Esta Sala tiene reiteradamente declarado y explicado -vgr. en las Sentencias de 31 de Marzo y 21 de Mayo de 1997, por no aludir a otras que a dos de las más recientes, y demás en ellas citadas- que, en el Impuesto aquí examinado, si bien la plus valía o el incremento de valor se produce a lo largo de todo el período impositivo, el hecho imponible no precisa ser periodificado, pues el incremento a considerar es el que se manifiesta en el momento en que se produce la transmisión de bienes o la constitución o transmisión de derechos reales, acontecimientos estos que, en sentido jurídico, son instantáneos, en cuanto se producen, agotan o terminan en un momento determinado. Por eso, está comúnmente admitido que este es un Impuesto instantáneo, no periódico, y que no se produce ningún género de retroactividad de normas tributarias por la circunstancia de que el hito inicial del período impositivo -la transmisión anterior- hubieratenido lugar con anterioridad a la clasificación de los terrenos afectados como suelo urbano o urbanizable, esto es, cuando vgr. ostentaban la naturaleza de rústicos. Es más: lo normal es que el referido hito inicial quede siempre detrás, o en momento anterior, a la obtención por los terrenos afectados de su nueva clasificación o calificación urbanística.

CUARTO

En el supuesto de autos, la sentencia impugnada parte de una doctrina contraria a la acabada de exponer y entiende que, en este Impuesto, "no ha de considerarse sino el tiempo durante el que los terrenos gravados hayan ostentado la condición de urbanos", por lo que, si fueron clasificados como tales el 30 de Noviembre de 1982, "solo procede la liquidación sobre el lapso temporal transcurrido entre ese momento y el del devengo", dentro de los veinte años que ha calculado la Administración.
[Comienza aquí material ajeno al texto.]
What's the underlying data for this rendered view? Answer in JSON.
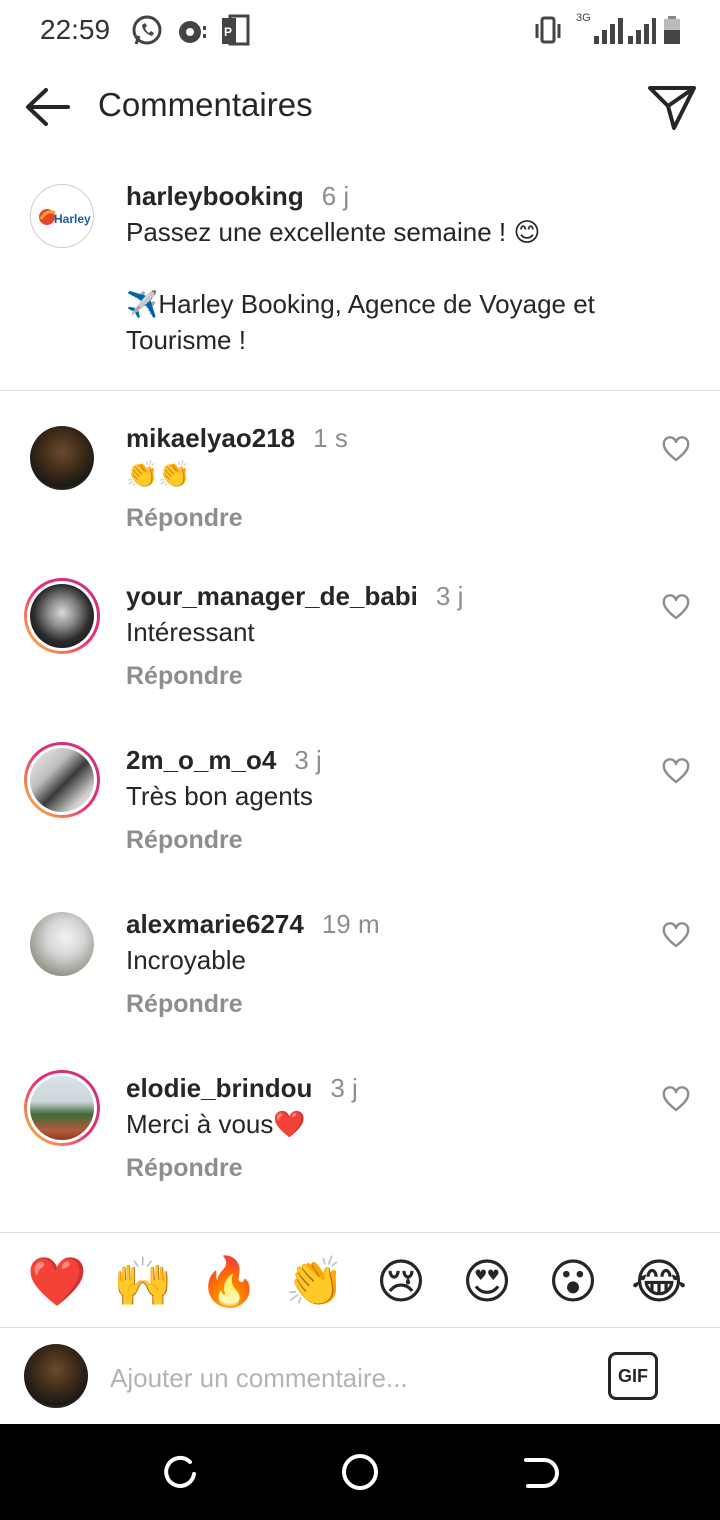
{
  "status_bar": {
    "time": "22:59",
    "left_icons": [
      "whatsapp-icon",
      "media-icon",
      "pdf-icon"
    ],
    "right_icons": [
      "vibrate-icon",
      "signal-3g-icon",
      "signal-icon",
      "battery-icon"
    ],
    "network_label": "3G"
  },
  "header": {
    "title": "Commentaires",
    "back_icon": "arrow-left-icon",
    "send_icon": "send-icon"
  },
  "caption": {
    "username": "harleybooking",
    "time": "6 j",
    "text": "Passez une excellente semaine ! 😊\n\n✈️Harley Booking, Agence de Voyage et Tourisme !",
    "avatar_label": "Harley"
  },
  "comments": [
    {
      "username": "mikaelyao218",
      "time": "1 s",
      "text": "👏👏",
      "reply": "Répondre",
      "story_ring": false
    },
    {
      "username": "your_manager_de_babi",
      "time": "3 j",
      "text": "Intéressant",
      "reply": "Répondre",
      "story_ring": true
    },
    {
      "username": "2m_o_m_o4",
      "time": "3 j",
      "text": "Très bon agents",
      "reply": "Répondre",
      "story_ring": true
    },
    {
      "username": "alexmarie6274",
      "time": "19 m",
      "text": "Incroyable",
      "reply": "Répondre",
      "story_ring": false
    },
    {
      "username": "elodie_brindou",
      "time": "3 j",
      "text": "Merci à vous❤️",
      "reply": "Répondre",
      "story_ring": true
    }
  ],
  "emoji_bar": [
    "❤️",
    "🙌",
    "🔥",
    "👏",
    "😢",
    "😍",
    "😮",
    "😂"
  ],
  "input": {
    "placeholder": "Ajouter un commentaire...",
    "value": "",
    "gif_label": "GIF"
  },
  "colors": {
    "text": "#262626",
    "muted": "#8e8e8e",
    "divider": "#dbdbdb",
    "story_gradient": [
      "#f9ce34",
      "#ee2a7b",
      "#c13584"
    ],
    "heart": "#ed4956"
  }
}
Dicha doctrina, por contraste con la precedentemente sostenida por esta Sala y derivada de la propia configuración legal del Impuesto, ha de estimarse errónea y gravemente dañosa para el interés general, habida cuenta que se trata de un criterio reiterado de la Sala de instancia -fundamento de derecho tercero de la sentencia recurrida-, y no de ninguna apreciación esporádica o aislada, y que sustrae a la debida tributación el supuesto más claro de incremento de valor que unos terrenos pueden experimentar: su cambio de la condición rústica a la urbana.
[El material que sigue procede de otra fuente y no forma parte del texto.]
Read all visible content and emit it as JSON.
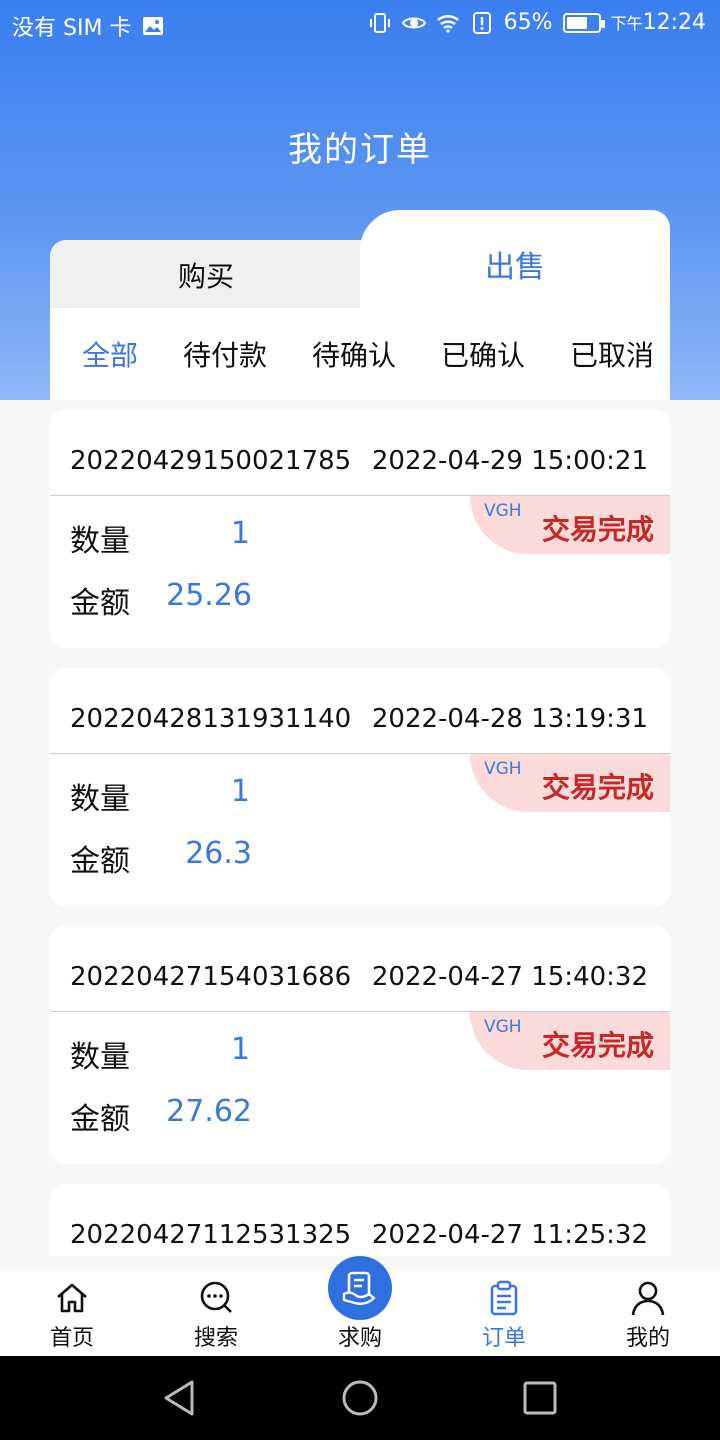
{
  "status_bar": {
    "carrier": "没有 SIM 卡",
    "battery": "65%",
    "battery_level": 0.65,
    "time_prefix": "下午",
    "time": "12:24"
  },
  "header": {
    "title": "我的订单"
  },
  "tabs": [
    {
      "label": "购买",
      "active": false
    },
    {
      "label": "出售",
      "active": true
    }
  ],
  "filters": [
    {
      "label": "全部",
      "active": true
    },
    {
      "label": "待付款",
      "active": false
    },
    {
      "label": "待确认",
      "active": false
    },
    {
      "label": "已确认",
      "active": false
    },
    {
      "label": "已取消",
      "active": false
    }
  ],
  "labels": {
    "quantity": "数量",
    "amount": "金额"
  },
  "orders": [
    {
      "order_no": "20220429150021785",
      "time": "2022-04-29 15:00:21",
      "code": "VGH",
      "status": "交易完成",
      "quantity": "1",
      "amount": "25.26"
    },
    {
      "order_no": "20220428131931140",
      "time": "2022-04-28 13:19:31",
      "code": "VGH",
      "status": "交易完成",
      "quantity": "1",
      "amount": "26.3"
    },
    {
      "order_no": "20220427154031686",
      "time": "2022-04-27 15:40:32",
      "code": "VGH",
      "status": "交易完成",
      "quantity": "1",
      "amount": "27.62"
    },
    {
      "order_no": "20220427112531325",
      "time": "2022-04-27 11:25:32"
    }
  ],
  "bottom_nav": [
    {
      "label": "首页",
      "icon": "home-icon"
    },
    {
      "label": "搜索",
      "icon": "search-chat-icon"
    },
    {
      "label": "求购",
      "icon": "handshake-icon"
    },
    {
      "label": "订单",
      "icon": "clipboard-icon",
      "active": true
    },
    {
      "label": "我的",
      "icon": "user-icon"
    }
  ],
  "colors": {
    "accent": "#3a78e0",
    "status_red": "#c62828",
    "badge_bg": "#fbdada"
  }
}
Por todo ello, cumpliéndose los requisitos que establece el art. 102.b) de la Ley de esta Jurisdicción para la procedencia del recurso de casación en interés de Ley, se está en el caso, respetando la situación jurídica particular de la sentencia recurrida, de dar lugar al aquí interpuesto y de sentar, como doctrina legal, que en el Impuesto sobre el Valor de los Terrenos de Naturaleza Urbana resulta inoperante la situación urbanística de los terrenos en el inicio del período impositivo o incluso durante el mismo, ya que lo decisivo es que, en el momento de la transmisión determinante del devengo, tengan la condición de urbanos, en los términos prevenidos para el Impuesto sobre Bienes Inmuebles o con arreglo a las disposiciones e instrumentos urbanísticos aplicables. Y todo ello sin que, por la estructura de este recurso, pueda hacerse un pronunciamiento específico sobre costas.
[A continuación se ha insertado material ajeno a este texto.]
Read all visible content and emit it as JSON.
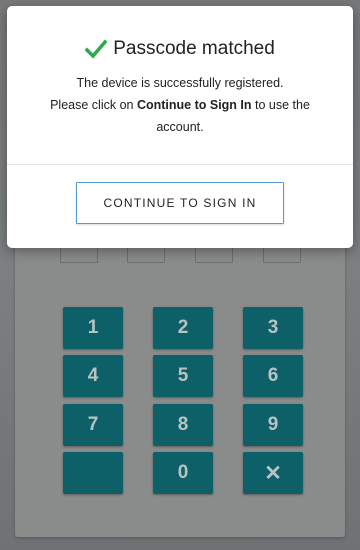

En su virtud, en nombre del Rey y en el ejercicio de la potestad de juzgar que, emanada del pueblo español, nos confiere la Constitución,

FALLAMOS

Que, estimando, como estimamos, el recurso de casación en interés de la Ley formulado por el Ayuntamiento de Burriana contra la Sentencia de la Sala de esta Jurisdicción del Tribunal Superior de Justicia de la Comunidad Valenciana, Sección Primera, de fecha 22 de Diciembre de 1995, recaída en el recurso al principio señalado, debemos declarar, y declaramos, como doctrina legal correcta la concretada en el último fundamento de Derecho de la presente. Todo ello con respeto de la situación jurídica particular derivada de la mencionada Sentencia y sin hacer pronunciamiento especial en cuanto a costas.

Así por esta nuestra sentencia, que se publicará en la Colección Legislativa, , lo pronunciamos, mandamos y firmamos . PUBLICACIÓN.- Leída y publicada fué la anterior sentencia por el Excmo. Sr. Magistrado Ponente D. PASCUAL SALA SÁNCHEZ, estando constituida la Sala en audiencia pública, de lo que como secretario de la misma CERTIFICO.